Der Steuerpflichtige war in den streitigen Erhebungszeiträumen (1954 bis 1957) mit 90 v. H. am Stammkapital einer Verlags-GmbH beteiligt, deren Geschäftsführer er zugleich war. Diese betrieb ihr Unternehmen in einem im Auftrage der Stadt D. errichteten und ihr mit Mietvertrag vom 4./6. Mai 1953 vermieteten Gebäude. Mit Vertrag vom 19. August 1954 vereinbarte der Steuerpflichtige mit der Stadt D. die käufliche Überlassung des Grundstücks an ihn, sobald die Stadt selbst Eigentümerin des Grundstücks geworden sein werde; gleichzeitig wurde vereinbart, daß der Steuerpflichtige mit Wirkung vom 1. Mai 1954 an Stelle der Stadt in den Mietvertrag zwischen dieser und der GmbH vom 4./6. Mai 1953 unter Übernahme sämtlicher Rechte und Pflichten aus diesem Vertrag eintrete. Mit notariellem Vertrag vom 23. Oktober 1956 erwarb der Steuerpflichtige alsdann das Grundstück zum Kaufpreis von 276 967,15 DM. Der zwischen der Stadt und der GmbH geschlossene Mietvertrag, in den der Steuerpflichtige eingetreten war, blieb auch nach dem Erwerb des Grundstücks durch ihn unverändert bestehen. Die in dem Gebäude befindlichen Büro- und Setzmaschinen standen im Eigentum der GmbH.

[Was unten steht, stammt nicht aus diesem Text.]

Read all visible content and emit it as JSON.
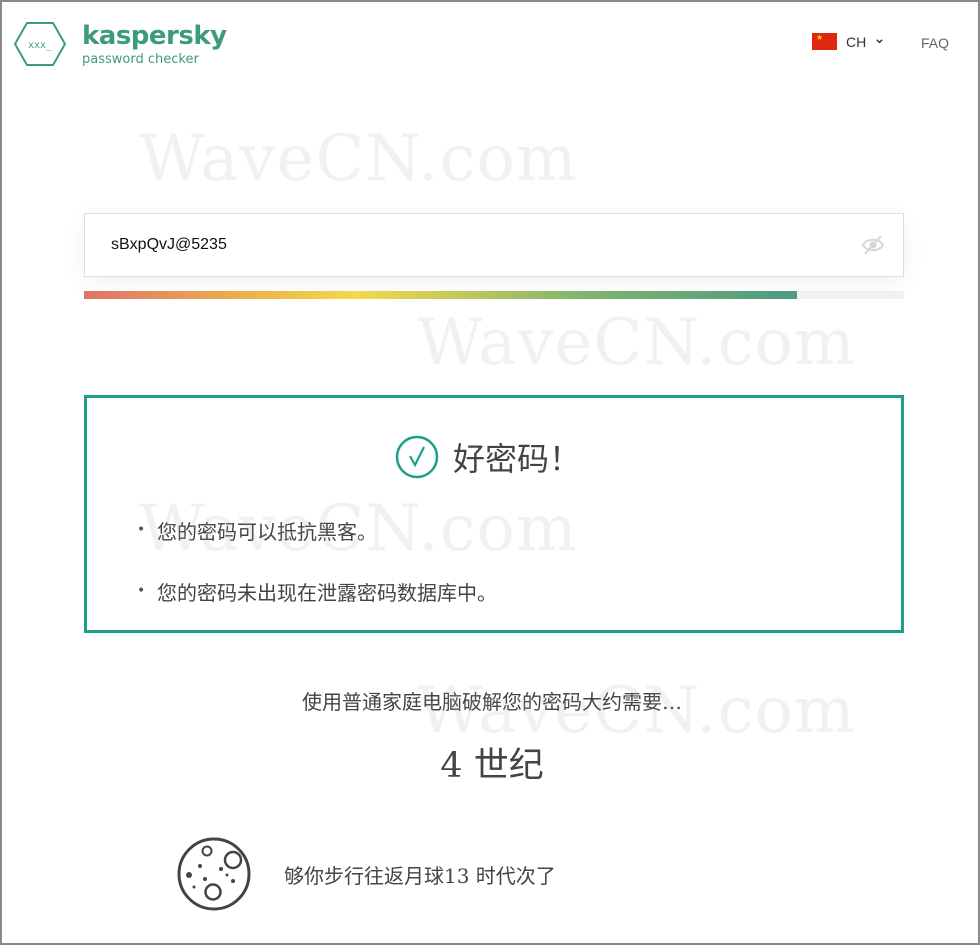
{
  "header": {
    "brand_name": "kaspersky",
    "brand_sub": "password checker",
    "logo_mark": "xxx_",
    "language_code": "CH",
    "flag_icon": "china-flag-icon",
    "faq_label": "FAQ"
  },
  "password": {
    "value": "sBxpQvJ@5235",
    "strength_percent": 87,
    "toggle_icon": "eye-slash-icon"
  },
  "result": {
    "verdict": "好密码！",
    "bullets": [
      "您的密码可以抵抗黑客。",
      "您的密码未出现在泄露密码数据库中。"
    ]
  },
  "crack": {
    "label": "使用普通家庭电脑破解您的密码大约需要…",
    "time": "4 世纪"
  },
  "comparison": {
    "icon": "moon-icon",
    "text": "够你步行往返月球13 时代次了"
  },
  "watermark": "WaveCN.com",
  "colors": {
    "brand": "#3e9a7f",
    "result_border": "#1d9f8a",
    "flag": "#de2910"
  }
}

Nachdem dieser Sachverhalt dem Revisionsbeklagten (dem FA) anläßlich einer beim Steuerpflichtigen im Jahre 1959 durchgeführten Betriebsprüfung in seinen Einzelheiten bekanntgeworden war, vertrat das FA unter Hinweis auf die Rechtsprechung des BFH zur Betriebsaufspaltung (BFH-Urteil I 217/58 U vom 3. November 1959, BFH 70, 134, BStBl III 1960, 50) die Auffassung, daß die Einkünfte des Steuerpflichtigen aus der Vermietung als gewerbliche Einkünfte einzuordnen seien. Demgemäß setzte es für die streitigen Erhebungszeiträume erstmals einheitliche Gewerbesteuermeßbeträge gegen den Steuerpflichtigen fest. Die von ihm gemäß § 261 AO a. F. zum FG erhobene Sprungberufung blieb ohne Erfolg. Das FG führte aus:
Einkünfte aus Vermietung und Verpachtung gehörten nach § 21 Abs. 3 EStG nur insoweit dieser Einkunftsart zu, als sie nicht einer anderen Einkunftsart zuzurechnen seien. Letzteres sei hier der Fall, da die Vermietung des Grundstücks an die GmbH nach der rechtlichen und tatsächlichen Gestaltung des Mietverhältnisses zu einer so engen Verflechtung der beiderseitigen wirtschaftlichen Interessen des Steuerpflichtigen und der GmbH führe, daß nach dem Gesamtbild der wirtschaftlichen Beziehungen in der Vermietung steuerrechtlich eine gewerbliche Tätigkeit zu sehen sei. Wenngleich im Streitfall eine Betriebsaufspaltung im eigentlichen Sinne nicht vorliege, könne es hierauf gleichwohl nicht ankommen, da nach ständiger Rechtsprechung die Gewerbesteuerpflicht des Besitzunternehmens allein davon abhänge, daß es wesentliche Betriebsgrundlagen an die Betriebs-GmbH verpachte, wenn nach den Verhältnissen im jeweiligen Erhebungszeitraum eine enge wirtschaftliche Verflechtung beider Unternehmen bestehe (BFH-Urteile I 57/61 S vom 16. Januar 1962, BFH 74, 275, BStBl III 1962, 104; VI 169/65 vom 24. Februar 1967, BFH 88, 319, BStBl III 1967, 387, und IV R 261/66 vom 25. Juli 1968, BFH 93, 82, BStBl II 1968, 677).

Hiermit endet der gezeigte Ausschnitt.